Kann ein Arbeitgeber einen Arbeitnehmer wegen Nichtanrufs oder Nichterscheinen verklagen und kann der Arbeitgeber dies als Einkommensverlust bezeichnen?

Danke für die A2A, C. Robin.

Dave Crisp und Xena Lee haben diese Frage bereits sehr gut beantwortet. Wenn Ihr Arbeitgeber Ihr Arbeitsverhältnis nicht beendet hat, ist es auch unwahrscheinlich, dass Sie verklagt werden. Ich würde alles dokumentieren, was passiert ist, die Daten, Zeiten und wer hat was gesagt, damit Sie es haben, wenn die Situation auftaucht und Sie das Ganze erfasst haben, während es noch frisch in Ihrem Kopf ist. Mach es jetzt, unterschreib und datiere es. Dann legen Sie es weg, bis Sie wissen, ob Sie einen Anwalt brauchen oder jetzt. Sagen Sie niemandem, dass Sie es dokumentiert haben. Sie können sich darauf verlassen, dass Sie zu Ihrem Chef zurückkehren. Ich vermute, dass Sie sich keine Sorgen machen müssen, verklagt zu werden.
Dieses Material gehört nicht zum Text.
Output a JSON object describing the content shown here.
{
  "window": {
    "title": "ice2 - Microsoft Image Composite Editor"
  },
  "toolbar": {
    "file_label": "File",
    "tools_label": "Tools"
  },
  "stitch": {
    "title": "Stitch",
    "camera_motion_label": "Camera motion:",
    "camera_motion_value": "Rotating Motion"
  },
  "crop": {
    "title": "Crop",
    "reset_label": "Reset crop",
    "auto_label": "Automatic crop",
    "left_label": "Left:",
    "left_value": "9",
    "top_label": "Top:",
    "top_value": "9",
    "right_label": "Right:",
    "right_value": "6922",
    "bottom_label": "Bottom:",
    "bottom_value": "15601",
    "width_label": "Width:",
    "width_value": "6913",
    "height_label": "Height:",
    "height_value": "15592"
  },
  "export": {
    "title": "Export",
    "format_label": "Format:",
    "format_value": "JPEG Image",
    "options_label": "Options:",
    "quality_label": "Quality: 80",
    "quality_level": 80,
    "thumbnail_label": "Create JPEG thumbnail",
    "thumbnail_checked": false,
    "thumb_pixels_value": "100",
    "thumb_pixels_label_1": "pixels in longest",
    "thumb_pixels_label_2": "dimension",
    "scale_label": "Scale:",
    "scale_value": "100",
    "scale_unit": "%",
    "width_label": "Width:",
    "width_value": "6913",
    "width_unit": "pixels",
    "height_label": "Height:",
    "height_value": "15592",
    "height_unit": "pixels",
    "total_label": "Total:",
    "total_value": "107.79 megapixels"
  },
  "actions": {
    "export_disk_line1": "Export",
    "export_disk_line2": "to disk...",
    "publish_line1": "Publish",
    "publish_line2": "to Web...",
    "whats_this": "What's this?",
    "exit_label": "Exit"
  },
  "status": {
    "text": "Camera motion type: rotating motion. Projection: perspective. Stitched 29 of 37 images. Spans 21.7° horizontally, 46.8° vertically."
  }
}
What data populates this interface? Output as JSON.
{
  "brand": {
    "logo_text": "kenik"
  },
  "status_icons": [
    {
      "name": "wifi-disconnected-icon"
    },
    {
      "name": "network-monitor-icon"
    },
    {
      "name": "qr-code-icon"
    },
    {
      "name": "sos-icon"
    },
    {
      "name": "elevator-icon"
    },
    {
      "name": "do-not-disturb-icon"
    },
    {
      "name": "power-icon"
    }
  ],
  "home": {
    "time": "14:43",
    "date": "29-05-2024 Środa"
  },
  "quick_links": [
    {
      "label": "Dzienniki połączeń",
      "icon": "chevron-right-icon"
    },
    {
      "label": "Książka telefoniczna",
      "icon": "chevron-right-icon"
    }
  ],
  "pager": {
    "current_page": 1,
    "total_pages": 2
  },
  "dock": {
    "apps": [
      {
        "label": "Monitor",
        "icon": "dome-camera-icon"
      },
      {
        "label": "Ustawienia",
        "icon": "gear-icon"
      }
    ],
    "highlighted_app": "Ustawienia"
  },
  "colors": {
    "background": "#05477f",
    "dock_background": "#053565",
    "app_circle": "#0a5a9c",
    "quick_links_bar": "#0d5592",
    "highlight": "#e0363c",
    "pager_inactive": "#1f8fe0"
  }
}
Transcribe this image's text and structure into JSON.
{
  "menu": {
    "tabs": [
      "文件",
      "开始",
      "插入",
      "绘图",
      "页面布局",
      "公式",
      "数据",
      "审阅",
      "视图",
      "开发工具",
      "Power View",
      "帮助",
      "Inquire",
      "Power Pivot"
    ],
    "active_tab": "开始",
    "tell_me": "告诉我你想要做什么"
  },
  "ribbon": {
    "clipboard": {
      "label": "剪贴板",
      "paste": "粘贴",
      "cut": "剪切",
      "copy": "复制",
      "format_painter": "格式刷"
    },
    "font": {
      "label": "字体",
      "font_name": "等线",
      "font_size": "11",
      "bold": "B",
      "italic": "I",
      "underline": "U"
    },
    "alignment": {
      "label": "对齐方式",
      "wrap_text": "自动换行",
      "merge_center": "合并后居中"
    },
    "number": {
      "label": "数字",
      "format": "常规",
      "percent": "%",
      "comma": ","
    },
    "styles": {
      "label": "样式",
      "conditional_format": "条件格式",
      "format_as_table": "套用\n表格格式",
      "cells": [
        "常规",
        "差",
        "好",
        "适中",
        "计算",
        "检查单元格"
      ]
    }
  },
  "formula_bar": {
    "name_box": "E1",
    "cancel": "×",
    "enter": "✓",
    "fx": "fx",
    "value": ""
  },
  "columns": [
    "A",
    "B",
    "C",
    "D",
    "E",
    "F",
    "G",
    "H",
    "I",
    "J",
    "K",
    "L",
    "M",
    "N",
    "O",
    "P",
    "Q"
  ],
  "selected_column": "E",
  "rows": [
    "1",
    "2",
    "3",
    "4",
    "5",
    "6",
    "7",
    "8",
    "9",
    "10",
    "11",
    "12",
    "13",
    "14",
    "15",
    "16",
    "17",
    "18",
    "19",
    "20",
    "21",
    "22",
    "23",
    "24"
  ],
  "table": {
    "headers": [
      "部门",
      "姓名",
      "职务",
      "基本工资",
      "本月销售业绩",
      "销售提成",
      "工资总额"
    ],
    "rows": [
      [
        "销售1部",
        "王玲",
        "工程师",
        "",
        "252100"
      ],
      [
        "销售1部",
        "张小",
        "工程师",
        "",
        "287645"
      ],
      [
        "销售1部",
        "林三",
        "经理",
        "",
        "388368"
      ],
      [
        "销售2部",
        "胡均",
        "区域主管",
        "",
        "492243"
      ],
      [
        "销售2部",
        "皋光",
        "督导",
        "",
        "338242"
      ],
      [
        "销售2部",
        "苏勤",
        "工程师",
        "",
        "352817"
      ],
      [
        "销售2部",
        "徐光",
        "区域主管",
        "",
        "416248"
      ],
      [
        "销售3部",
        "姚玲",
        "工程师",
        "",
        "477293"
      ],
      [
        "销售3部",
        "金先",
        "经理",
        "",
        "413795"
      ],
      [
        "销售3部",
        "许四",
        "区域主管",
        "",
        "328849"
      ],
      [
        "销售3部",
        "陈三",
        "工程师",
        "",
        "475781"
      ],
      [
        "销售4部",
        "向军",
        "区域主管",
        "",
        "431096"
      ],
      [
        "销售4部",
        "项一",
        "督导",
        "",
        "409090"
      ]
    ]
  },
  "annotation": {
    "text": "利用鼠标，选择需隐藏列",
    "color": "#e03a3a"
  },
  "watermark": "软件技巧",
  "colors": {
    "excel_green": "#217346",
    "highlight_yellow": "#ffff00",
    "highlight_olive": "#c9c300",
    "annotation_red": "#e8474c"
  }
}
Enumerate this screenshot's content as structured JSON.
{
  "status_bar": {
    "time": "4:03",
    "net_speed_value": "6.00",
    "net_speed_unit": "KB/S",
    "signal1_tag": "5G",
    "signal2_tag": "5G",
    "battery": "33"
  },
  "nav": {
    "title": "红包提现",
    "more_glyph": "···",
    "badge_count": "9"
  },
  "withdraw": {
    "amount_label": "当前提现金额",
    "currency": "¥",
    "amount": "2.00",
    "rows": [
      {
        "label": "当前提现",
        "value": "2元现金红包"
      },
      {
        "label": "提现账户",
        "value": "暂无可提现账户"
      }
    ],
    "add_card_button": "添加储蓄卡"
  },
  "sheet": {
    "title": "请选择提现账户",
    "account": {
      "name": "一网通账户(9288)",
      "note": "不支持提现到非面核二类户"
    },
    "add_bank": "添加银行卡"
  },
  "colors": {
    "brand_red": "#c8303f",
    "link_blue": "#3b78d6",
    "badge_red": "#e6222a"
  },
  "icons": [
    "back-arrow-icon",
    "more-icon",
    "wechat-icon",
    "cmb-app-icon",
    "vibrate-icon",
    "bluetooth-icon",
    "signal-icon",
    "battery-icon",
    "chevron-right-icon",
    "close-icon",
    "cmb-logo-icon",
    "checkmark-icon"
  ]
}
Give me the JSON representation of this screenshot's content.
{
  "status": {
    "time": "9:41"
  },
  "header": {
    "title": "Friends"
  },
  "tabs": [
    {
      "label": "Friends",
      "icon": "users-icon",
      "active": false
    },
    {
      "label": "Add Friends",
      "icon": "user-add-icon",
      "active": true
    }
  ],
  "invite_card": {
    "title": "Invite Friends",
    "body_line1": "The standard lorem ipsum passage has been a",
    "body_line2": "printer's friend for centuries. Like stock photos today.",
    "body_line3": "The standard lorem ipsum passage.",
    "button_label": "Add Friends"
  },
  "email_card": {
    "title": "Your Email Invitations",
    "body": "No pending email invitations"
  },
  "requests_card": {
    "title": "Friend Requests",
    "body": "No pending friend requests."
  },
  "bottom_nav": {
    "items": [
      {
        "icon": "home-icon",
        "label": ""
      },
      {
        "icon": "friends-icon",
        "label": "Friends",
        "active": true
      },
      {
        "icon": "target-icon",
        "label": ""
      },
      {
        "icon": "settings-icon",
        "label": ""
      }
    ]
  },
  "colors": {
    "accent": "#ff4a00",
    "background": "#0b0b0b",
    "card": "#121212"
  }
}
Dies sind jedoch wichtige Beziehungsinformationen zu Ihrem Chef.

Ich hatte einen Chef, mit dem ich reden musste, weil er jedem sagte, er würde einen Angestellten (der sich bei mir meldete) wegen eines Fehlers entlassen, als er eigentlich keine Absicht hatte, die Person zu entlassen. Es terrorisierte den Angestellten, weil jede Person, mit der er sprach, ihm sagte, dass sein Anführer vorhatte, ihn zu entlassen.

Nur Sie können entscheiden, ob Sie mit jemandem wie diesem arbeiten können. Erwarten Sie bei jedem Fehler dasselbe Verhalten. Was passiert, wenn sich die Person abkühlt, ist für mich aussagekräftiger. Wenn Sie wissen, dass sie nur Dampf ablassen, sich aber entschuldigen oder sofort wieder mit Ihnen zusammenarbeiten, ist die Arbeit mit der Person möglicherweise in Ordnung.

Wenn Sie mit dieser Behandlung nicht zufrieden sind, entstauben Sie Ihren Lebenslauf, suchen Sie nach anderen Jobs im Unternehmen mit besseren Vorgesetzten und vergewissern Sie sich, dass Ihr Netzwerkkreis weiß, dass Sie möglicherweise an etwas anderem interessiert sind. Fragen Sie andere Kollegen, die mit dieser Person arbeiten, ob dies ein typisches Verhalten ist (seien Sie vorsichtig und vorsichtig).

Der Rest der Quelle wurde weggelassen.